For comparison I had my Eximus DP1. It's shown below with AKG's budget favorite K702 recabled by ALO. The same-sized Stello wears an Audeze LCD-3 with its own ALO leash. Stands are by Klutz Design. On screen is the fabulous Turkish trans-gender singer Bülent Ersoy whose vocal intensity is a thing of rare beauty. A massive 8-disc 99-track box set is soon coming on Qobuz as are equivalent sets for stars Ibrahim Tatlises and Ebru Gündeş.


iTunes bypass for the occasion is with Audirvana whose 'INT' marker confirmed integer operation. Here and in Audio MIDI the Stello identified itself as USB Audio DAC and as clearly limited to 32/44.1/48kHz.

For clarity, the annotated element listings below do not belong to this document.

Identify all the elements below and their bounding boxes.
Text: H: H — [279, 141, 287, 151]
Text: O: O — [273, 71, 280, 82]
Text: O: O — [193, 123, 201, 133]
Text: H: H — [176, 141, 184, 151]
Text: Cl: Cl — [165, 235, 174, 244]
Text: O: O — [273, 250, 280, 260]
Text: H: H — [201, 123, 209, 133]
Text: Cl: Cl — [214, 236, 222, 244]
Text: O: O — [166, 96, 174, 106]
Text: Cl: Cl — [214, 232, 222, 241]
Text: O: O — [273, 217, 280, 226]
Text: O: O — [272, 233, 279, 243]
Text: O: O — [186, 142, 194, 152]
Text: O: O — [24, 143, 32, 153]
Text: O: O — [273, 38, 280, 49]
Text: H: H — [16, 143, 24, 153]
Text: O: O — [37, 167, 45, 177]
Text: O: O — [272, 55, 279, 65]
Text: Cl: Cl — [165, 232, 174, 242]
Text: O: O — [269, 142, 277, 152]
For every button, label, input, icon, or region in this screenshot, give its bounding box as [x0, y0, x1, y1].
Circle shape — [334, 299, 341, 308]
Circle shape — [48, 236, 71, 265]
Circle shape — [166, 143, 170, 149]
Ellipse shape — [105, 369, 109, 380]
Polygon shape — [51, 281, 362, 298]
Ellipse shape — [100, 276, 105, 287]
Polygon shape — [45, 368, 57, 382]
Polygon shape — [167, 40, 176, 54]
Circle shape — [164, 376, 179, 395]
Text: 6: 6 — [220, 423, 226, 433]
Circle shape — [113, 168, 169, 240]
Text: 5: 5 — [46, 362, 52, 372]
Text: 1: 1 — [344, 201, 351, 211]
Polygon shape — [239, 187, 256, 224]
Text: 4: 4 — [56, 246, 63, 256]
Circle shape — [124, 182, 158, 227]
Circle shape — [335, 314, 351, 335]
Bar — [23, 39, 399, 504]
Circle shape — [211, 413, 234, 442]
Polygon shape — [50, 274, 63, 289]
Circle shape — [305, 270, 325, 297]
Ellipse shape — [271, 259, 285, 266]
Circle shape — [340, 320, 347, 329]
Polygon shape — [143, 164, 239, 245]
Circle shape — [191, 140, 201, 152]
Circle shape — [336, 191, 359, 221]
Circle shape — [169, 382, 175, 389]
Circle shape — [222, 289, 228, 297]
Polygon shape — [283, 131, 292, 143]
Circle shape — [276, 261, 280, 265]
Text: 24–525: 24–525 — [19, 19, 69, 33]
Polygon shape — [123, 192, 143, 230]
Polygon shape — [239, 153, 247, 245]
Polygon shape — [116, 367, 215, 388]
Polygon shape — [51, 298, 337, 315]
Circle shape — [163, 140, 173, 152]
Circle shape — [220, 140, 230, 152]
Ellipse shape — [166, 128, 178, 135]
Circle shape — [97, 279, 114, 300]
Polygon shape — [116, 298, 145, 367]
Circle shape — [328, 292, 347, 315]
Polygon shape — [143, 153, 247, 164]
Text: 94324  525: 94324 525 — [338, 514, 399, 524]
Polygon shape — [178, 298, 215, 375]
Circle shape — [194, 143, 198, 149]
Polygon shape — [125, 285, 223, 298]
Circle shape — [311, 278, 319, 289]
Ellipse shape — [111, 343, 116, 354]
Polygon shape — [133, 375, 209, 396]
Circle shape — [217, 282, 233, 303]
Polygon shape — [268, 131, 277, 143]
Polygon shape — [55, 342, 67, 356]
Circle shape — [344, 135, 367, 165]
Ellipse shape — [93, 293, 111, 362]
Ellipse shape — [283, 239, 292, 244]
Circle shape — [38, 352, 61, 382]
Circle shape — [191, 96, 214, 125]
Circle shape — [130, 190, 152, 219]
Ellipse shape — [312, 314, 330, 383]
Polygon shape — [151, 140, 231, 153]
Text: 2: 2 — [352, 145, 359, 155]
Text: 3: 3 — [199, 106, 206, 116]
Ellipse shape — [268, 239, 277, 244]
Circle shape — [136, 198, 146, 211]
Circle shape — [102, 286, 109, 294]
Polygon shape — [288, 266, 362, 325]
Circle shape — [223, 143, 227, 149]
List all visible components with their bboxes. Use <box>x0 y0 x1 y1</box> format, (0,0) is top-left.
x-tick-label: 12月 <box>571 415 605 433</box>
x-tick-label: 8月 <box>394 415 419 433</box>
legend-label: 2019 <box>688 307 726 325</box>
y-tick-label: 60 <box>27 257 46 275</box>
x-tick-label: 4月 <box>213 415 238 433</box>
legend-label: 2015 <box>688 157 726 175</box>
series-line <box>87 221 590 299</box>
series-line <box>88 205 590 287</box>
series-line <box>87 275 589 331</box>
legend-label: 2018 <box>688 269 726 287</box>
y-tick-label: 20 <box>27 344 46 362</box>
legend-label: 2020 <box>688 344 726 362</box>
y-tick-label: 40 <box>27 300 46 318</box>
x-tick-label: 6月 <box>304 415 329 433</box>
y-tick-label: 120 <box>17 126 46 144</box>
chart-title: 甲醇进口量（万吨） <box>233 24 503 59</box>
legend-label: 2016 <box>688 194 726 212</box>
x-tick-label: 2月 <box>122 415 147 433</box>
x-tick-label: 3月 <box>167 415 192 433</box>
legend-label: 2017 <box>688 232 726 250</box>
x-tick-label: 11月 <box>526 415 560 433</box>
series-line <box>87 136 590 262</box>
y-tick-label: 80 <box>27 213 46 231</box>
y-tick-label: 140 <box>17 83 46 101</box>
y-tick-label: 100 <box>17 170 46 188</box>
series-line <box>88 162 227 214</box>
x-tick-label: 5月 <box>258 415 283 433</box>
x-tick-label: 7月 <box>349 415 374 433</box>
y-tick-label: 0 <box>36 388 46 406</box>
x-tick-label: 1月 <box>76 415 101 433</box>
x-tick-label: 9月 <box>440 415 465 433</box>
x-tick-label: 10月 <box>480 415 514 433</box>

To get a handle on the Stello's DAC vs. headfi qualities, I set up a three-way protocol. 1/ I'd run my iMac into the Eximus set to 3:10 on its dial for a standard 2V output and connect to the Stello via RCA cables. I'd listen for differences. 2/ Next I'd compare that to tapping the Stello directly from the computer. 3/ I'd run Stello direct, its volume set to 58 = 2V out to now connect the Eximus to it line-level. It was clear going in that Stello's DAC was the more basic. The question was by how much. I was less certain that the same 2nd-tier concept applied to the 6.3mm output. Time to show and tell.